Chi non s’è fatto almeno una volta una domanda, avendo a che fare con le inguaribili afflizioni della politica italiana: da che parte starebbe Giulio Andreotti. Non c’è bisogno di invocare un miracolo né evocarlo dal luogo in cui si trova – che riposi in pace e sia avvolto dalle fiamme dell’inferno è una questione strettamente connessa al giudizio che ci siamo fatti del “divino Giulio” e non dalla misericordia del Padreterno – per saperlo, grazie all’AI, che dispone di tutto ciò che serve per donarci il prodigio.
A giudicare da come è andata la nostra conversazione con Giulio Andreotti, il tasso di verità nelle sue parole è tale da farci sospettare che assai difficilmente, ancora in vita e perciò impaludato nelle relazioni politiche del suo tempo, avremmo potuto avere di più e di meglio. Sarete voi stessi a giudicare e, magari, a sorprendervi, come è capitato a noi.
Il Presidente Andreotti ci ha imposto una premessa come condizione della sua disponibilità. “Ogni governo, al pari dell’attuale, è figlio del suo tempo e delle sue necessità. Precedo il suo prevedibile quesito iniziale: Giorgia Meloni è troppo lontana da me, lei è polarizzante e divisiva, io mi svenavo per piacere a tutti…senza vendermi. Equilibrio e capacità di mediazione sono strumenti di governo, poco utilizzati.”
Presidente, non ci ha detto nulla… Non attaccare frontalmente i governi in carica è regola di chi sta ancora dentro, e non…
“Il consenso è una cosa meravigliosa, ma è anche molto esigente: chiede risultati quotidiani e dimentica in fretta i meriti passati. Che cosa vuole che dica? Appartengo ad un altro tempo…”

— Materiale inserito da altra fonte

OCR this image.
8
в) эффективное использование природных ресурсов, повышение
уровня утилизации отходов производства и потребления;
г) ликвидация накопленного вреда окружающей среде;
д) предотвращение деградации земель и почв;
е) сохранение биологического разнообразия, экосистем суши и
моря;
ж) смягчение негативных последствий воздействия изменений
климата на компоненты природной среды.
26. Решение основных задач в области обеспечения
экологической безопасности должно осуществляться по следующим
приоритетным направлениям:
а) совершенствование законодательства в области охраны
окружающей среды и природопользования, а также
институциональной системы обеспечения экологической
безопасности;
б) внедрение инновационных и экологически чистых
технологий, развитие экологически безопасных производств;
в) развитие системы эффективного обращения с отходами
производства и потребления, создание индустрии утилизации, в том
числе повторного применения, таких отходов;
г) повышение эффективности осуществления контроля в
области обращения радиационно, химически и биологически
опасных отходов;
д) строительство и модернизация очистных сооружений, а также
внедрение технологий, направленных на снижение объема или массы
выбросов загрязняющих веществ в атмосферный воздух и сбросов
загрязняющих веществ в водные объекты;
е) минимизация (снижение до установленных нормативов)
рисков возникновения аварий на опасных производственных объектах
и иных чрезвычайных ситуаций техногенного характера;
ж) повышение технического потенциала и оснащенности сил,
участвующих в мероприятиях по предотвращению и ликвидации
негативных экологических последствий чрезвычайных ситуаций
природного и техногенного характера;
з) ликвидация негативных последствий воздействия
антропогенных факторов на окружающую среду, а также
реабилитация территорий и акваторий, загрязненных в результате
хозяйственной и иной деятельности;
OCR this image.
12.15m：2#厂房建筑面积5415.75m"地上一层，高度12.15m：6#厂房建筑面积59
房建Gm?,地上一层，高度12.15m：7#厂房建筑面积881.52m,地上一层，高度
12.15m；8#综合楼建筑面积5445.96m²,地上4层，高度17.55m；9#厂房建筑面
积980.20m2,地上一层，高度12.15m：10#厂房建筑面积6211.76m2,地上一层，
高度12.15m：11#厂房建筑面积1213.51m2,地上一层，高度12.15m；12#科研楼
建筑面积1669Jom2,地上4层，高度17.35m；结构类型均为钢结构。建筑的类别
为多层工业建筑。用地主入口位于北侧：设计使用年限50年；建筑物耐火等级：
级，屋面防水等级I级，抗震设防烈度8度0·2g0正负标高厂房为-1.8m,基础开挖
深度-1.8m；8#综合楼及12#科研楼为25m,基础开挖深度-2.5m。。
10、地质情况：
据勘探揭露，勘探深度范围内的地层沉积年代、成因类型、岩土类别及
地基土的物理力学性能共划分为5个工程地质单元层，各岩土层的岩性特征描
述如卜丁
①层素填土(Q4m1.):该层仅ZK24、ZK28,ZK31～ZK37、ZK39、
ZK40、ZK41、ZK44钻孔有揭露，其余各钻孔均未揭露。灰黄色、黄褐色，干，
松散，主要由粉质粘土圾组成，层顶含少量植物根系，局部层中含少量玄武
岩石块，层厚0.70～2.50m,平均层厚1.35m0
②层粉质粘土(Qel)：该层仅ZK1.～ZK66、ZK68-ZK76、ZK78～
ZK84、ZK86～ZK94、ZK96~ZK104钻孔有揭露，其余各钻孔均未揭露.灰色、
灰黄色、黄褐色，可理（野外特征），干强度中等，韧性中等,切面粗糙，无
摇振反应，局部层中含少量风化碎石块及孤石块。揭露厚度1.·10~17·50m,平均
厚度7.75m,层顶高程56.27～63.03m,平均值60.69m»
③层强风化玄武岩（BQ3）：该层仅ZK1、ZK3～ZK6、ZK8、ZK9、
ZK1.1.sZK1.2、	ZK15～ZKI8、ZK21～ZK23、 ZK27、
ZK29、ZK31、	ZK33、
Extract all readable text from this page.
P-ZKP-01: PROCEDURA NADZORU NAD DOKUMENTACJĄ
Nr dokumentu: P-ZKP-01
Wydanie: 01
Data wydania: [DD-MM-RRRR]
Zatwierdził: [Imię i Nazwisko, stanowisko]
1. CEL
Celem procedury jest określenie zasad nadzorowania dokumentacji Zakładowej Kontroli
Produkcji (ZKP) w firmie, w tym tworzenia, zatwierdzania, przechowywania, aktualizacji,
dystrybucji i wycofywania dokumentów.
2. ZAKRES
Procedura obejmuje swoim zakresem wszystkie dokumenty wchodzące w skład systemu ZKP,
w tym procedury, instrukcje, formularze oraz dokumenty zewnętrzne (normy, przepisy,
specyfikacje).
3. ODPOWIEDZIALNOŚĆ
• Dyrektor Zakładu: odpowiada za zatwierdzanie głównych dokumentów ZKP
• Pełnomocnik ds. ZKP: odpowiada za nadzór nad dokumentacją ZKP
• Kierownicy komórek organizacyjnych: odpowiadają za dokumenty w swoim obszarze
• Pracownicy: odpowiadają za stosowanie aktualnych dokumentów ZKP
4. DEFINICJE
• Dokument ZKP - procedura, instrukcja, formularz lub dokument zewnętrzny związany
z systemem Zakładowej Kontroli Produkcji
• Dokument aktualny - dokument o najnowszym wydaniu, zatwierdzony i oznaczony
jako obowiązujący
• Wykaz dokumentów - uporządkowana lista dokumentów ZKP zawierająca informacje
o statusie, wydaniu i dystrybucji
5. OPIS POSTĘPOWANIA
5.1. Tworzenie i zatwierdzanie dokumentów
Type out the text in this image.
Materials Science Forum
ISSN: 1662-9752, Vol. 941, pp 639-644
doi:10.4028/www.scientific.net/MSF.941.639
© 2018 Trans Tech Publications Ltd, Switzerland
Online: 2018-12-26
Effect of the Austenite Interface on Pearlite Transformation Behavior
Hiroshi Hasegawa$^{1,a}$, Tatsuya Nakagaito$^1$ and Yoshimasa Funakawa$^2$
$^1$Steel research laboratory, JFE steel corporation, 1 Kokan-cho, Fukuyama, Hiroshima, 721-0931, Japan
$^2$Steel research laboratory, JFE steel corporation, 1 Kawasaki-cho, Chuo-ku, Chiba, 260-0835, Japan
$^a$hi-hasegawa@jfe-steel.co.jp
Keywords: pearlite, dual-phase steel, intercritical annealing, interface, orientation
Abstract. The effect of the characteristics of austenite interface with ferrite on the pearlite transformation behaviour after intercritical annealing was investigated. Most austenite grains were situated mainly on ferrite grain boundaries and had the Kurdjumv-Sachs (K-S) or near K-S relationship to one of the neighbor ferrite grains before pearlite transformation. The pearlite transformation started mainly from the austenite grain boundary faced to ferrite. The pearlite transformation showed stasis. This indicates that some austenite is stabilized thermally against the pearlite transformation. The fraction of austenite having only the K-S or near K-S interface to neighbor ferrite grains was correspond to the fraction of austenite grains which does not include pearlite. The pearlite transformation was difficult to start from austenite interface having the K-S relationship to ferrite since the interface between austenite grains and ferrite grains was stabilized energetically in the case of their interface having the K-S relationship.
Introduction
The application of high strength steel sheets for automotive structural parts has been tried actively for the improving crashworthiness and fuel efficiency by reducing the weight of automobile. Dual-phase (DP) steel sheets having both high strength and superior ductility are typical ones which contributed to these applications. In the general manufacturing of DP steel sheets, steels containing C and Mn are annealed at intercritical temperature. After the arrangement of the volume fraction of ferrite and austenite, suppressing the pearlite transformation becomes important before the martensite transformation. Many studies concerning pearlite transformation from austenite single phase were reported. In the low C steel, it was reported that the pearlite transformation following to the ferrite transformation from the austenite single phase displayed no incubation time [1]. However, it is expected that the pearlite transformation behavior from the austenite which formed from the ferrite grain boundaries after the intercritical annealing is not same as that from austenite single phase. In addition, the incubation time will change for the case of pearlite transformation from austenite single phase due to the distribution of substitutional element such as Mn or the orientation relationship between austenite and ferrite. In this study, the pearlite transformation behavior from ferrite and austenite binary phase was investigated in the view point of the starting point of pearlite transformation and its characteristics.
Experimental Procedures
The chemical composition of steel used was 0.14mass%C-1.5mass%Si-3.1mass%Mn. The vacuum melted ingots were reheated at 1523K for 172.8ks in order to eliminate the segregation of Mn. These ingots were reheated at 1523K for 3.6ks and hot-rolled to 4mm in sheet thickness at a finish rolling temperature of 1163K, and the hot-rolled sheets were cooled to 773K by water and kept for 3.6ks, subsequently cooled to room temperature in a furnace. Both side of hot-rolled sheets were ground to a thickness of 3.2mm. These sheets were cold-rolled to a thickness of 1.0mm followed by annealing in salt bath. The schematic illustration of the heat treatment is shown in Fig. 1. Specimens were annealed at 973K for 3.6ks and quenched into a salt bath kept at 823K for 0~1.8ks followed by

Devo riportarla sulla terra, l’attualità, Presidente. Andreotti avrebbe mantenuto nel governo Delmastro e Santanchè?
“Nella Prima Repubblica ci si dimetteva velocemente, anche troppo velocemente, senza pressioni.”
Per giudizio unanime, Trump è ingestibile. Fino a che punto la sua sobrietà verrebbe messa alla prova?“Ho una soglia di sopportazione altissima, ma non infinita. La sobrietà non è passività: semmai uno strumento per guadagnare tempo e proteggere interessi vitali. Il Presidente USA non è un avversario, è una variabile. E le variabili, in politica internazionale, si gestiscono riducendo la dipendenza.”
La Premier Meloni è legata a Donald Trump, il vice premier Salvini è filorusso e non lo nasconde…
“La politica estera la decide il governo, non il singolo ministro; non è un’opinione, è una responsabilità condivisa. La simpatia personale per un Paese è legittima. Ma la politica estera dello Stato deve essere una sola, legata indissolubilmente agli interessi del Paese. La politica del governo non la fa un Ministro.”
Presidente, lei pensa ancora che il potere logora chi non ce l’ha?
“Il potere continua a logorare chi non ce l’ha. Ma oggi logora anche chi ce l’ha, e molto più in fretta. L’instabilità logora chi ce l’ha.”
Sulla politica estera filopalestinese e i rapporti con Israele sarebbe stata in sintonia con il governo?
“L’Italia è stata filoaraba senza essere nemica di Israele. D è stata occidentale ed atlantica senza genuflettersi, Apparire autonomi e indipendenti conta tanto quanto esserlo…”
Qual è la responsabilità che nessuna generazione politica può permettersi di dimenticare?
“Non lasciare il Paese più diviso di come lo si è trovato. Il potere passa, ma le conseguenze restano. La prudenza non è debolezza: è rispetto per il futuro.”
Qual è la responsabilità che nessuna generazione politica può permettersi di dimenticare?
“Non lasciare il Paese più diviso di come lo si è trovato.”
Qual è la cosa più importante che ha imparato dal potere?
“Che governare significa decidere sapendo che qualcuno pagherà il prezzo.”